Say that again? Movie star Matthew McConaughey doesn’t just think he’ll be eaten by an alligator. He actually sorta hopes so.
The outspoken Texan recently did an interview with Kara Swisher’s “Sway” podcast. During the course of their chat, he mulled a run for Texas governor and danced around some of the thornier issues facing the state. But he also talked about life and death, and specifically, his preferred way to leave this Earth.
Swisher had pointed out that McConaughey’s father ultimately foresaw the manner in which he would die. Then she asked if McConaughey had any guesses as to his own passing.
“I got a feeling that I’m going down as part of the food chain,” McConaughey said. “It was—the dream was gators.”
Matthew McConaughey Speaks His Mind, For the Most Part
McConaughey is an avid outdoorsman, so his guess is not entirely outside the realm of possibility. But before that gator takes him out, he’s got plenty of items left on his to-do list.

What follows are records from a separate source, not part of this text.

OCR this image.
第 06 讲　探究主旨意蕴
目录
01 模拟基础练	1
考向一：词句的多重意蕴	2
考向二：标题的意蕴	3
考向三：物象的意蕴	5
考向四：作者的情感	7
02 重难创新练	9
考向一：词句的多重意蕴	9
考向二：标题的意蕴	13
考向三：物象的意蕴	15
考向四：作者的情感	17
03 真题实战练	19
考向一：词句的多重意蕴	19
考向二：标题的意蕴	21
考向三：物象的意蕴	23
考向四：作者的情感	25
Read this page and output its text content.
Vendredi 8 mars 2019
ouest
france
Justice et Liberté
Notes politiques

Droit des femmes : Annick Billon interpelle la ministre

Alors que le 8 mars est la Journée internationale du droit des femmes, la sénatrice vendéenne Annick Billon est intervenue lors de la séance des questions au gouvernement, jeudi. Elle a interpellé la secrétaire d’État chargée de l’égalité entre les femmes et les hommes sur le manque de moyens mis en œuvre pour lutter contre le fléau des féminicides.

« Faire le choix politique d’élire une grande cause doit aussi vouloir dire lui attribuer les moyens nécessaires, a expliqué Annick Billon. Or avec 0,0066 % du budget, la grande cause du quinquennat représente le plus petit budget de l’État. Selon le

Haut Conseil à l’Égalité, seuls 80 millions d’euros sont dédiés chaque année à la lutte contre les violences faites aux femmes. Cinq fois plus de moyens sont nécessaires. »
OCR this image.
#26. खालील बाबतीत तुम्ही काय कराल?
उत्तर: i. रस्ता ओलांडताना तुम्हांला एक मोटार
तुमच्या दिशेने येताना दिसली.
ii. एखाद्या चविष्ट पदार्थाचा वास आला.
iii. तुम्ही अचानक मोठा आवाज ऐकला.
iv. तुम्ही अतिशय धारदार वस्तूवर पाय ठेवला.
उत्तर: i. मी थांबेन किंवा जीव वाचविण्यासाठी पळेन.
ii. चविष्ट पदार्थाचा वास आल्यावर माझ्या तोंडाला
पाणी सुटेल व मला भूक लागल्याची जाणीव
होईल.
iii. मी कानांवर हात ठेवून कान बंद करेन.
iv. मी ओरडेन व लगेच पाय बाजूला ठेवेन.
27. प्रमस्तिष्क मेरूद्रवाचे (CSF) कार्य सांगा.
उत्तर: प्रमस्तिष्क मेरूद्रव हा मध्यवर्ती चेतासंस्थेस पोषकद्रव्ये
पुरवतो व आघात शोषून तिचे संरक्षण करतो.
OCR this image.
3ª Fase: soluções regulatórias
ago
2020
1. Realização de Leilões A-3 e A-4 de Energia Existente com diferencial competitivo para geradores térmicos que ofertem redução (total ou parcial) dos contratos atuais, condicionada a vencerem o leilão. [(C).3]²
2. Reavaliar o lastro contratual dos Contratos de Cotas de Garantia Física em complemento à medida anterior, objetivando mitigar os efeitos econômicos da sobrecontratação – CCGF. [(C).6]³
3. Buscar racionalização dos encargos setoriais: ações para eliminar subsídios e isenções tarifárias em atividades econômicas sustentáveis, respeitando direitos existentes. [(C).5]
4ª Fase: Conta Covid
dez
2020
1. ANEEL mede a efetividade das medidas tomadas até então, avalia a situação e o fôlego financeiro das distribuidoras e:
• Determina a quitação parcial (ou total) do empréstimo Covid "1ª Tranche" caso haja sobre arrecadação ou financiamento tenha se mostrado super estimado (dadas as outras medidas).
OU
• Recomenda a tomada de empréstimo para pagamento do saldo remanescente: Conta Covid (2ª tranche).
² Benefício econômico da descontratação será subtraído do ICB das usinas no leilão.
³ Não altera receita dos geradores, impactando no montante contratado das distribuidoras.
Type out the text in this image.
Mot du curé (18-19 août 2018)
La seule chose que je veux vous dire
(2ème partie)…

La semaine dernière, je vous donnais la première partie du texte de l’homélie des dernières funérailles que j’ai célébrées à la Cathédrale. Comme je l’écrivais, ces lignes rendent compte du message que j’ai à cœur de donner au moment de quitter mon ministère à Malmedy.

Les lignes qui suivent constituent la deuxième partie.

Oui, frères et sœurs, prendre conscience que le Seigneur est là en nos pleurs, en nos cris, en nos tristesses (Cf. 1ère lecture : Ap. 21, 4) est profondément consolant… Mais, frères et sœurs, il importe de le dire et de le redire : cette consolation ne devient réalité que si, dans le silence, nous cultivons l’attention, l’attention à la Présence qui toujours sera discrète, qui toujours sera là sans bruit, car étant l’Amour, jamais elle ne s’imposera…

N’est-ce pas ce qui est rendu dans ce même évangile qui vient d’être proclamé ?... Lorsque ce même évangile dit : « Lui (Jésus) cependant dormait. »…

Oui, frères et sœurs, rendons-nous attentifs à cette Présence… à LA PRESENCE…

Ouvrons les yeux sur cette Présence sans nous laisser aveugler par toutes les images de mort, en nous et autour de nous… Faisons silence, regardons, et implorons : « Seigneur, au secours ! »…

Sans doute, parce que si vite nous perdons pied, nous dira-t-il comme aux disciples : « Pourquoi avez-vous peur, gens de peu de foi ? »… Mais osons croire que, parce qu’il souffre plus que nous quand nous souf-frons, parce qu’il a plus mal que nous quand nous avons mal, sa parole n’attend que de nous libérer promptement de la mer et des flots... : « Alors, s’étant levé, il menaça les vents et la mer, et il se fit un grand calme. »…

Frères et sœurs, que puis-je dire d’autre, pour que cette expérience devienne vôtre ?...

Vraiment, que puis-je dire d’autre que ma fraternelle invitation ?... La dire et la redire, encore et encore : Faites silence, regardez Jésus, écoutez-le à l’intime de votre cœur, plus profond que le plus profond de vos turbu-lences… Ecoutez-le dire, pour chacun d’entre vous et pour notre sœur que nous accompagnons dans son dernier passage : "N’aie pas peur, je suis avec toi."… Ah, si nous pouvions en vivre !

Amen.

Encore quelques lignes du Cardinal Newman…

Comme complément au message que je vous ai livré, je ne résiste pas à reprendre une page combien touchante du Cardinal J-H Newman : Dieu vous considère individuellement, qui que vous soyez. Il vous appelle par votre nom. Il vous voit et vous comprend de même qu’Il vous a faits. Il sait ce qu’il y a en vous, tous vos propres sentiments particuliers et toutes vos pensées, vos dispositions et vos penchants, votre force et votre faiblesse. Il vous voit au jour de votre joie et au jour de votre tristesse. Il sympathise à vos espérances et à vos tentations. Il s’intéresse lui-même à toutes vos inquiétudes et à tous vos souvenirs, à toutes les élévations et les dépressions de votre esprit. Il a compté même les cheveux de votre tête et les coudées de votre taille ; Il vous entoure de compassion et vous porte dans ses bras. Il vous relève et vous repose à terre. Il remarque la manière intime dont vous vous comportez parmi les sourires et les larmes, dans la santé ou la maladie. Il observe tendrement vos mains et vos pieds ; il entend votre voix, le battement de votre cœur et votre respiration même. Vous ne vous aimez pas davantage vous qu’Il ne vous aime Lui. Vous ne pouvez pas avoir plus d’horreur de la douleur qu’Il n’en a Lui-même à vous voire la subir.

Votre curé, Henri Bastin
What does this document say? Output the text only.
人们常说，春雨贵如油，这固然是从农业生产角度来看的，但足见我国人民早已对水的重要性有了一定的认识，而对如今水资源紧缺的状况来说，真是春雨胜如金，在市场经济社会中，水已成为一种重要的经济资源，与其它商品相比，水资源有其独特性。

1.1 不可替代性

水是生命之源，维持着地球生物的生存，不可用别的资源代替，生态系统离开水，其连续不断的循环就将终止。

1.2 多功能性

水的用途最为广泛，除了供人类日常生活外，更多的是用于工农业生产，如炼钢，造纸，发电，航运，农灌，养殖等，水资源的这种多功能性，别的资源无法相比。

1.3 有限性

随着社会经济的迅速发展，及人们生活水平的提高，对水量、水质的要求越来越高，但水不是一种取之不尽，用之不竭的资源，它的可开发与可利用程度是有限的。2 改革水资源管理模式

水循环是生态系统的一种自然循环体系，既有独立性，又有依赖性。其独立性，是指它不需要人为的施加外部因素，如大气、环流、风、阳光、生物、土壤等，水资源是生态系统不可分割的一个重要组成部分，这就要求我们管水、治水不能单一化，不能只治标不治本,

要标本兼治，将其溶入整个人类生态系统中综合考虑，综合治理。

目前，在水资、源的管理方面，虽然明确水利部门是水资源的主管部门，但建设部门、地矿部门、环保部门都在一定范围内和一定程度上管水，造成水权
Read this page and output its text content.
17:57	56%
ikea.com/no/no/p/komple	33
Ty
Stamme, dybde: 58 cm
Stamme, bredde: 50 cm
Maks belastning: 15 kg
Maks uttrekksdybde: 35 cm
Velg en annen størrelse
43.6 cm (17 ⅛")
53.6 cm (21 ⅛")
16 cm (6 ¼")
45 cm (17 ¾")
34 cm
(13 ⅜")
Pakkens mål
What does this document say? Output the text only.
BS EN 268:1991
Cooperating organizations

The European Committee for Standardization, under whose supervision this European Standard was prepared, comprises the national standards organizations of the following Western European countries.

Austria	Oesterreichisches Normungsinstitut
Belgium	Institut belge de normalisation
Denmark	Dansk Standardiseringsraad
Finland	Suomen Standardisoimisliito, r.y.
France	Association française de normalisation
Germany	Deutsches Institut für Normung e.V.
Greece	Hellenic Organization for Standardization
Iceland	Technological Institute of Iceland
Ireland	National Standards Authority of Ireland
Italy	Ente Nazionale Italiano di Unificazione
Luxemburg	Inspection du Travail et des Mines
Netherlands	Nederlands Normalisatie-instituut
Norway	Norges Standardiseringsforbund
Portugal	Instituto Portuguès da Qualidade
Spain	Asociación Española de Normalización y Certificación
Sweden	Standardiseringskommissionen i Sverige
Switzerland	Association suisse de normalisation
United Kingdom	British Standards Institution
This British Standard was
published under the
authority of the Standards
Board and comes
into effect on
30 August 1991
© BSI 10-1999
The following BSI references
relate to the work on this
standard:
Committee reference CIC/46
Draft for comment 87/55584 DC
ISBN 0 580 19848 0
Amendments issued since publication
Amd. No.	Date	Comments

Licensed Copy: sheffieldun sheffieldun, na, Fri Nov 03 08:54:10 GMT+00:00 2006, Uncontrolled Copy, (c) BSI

One of them may be a Texas gubernatorial run. But on that score, McConaughey played coy, saying he’s trying to soak up more information to gauge his shot at making real change.
“Eh, don’t know about politics,” he said. “Ooh, is that a place to make real change, or is it a place where, hey, right now, it’s a fixed game? You go in there, you just put on a bunch of Band-Aids in four years, and walk out, and they rip ‘em off when you’re gone. I’m not interested in that.”
On controversial issues like masking and the state’s new six-week abortion ban, he mostly charted a middle course between left and right, which may prove a winning strategy or may leave voters from both parties dissatisfied.
“Yeah, now, the abortion— this new SB 8, six-week abortion ban— I’m not going to come out and tell you right now on this show, here’s where I stand on abortion,” McConaughey said carefully. But he added that its implementation was “a little juvenile,” and said he disapproved of the law’s failure to include a loophole for rape or incest.
As for COVID-19 precautions, McConaughey was more direct, saying wearing masks “is not a big deal.”
“That one seemed easy to me, early,” he said.
Actor Says Some Kind of Political Run Is Likely
Speaking to the “Set It Straight: Myths and Legends” podcast last month, Matthew McConaughey said he was “measuring” his chances before running for office, but went on, “Look, it’s going to be in some capacity.”
“Politics needs redefinition,” he explained. “But I’m measuring, you know, what is my category? What’s my embassy?”
In an April poll on Texas’s next governor, McConaughey won considerably more support from likely voters than current Texas Gov. Greg Abbott, 45 percent to 33 percent.
But McConaughey drew disproportionate support from Democrats, and 51 percent of them said they would prefer a progressive candidate to a centrist. Also, the poll did not include failed senate candidate Beto O’Rourke, another likely contender for Abbott’s position.
With the state’s politics increasingly polarized, McConaughey may be right that Texas needs a centrist. But is that what voters want? That remains to be seen.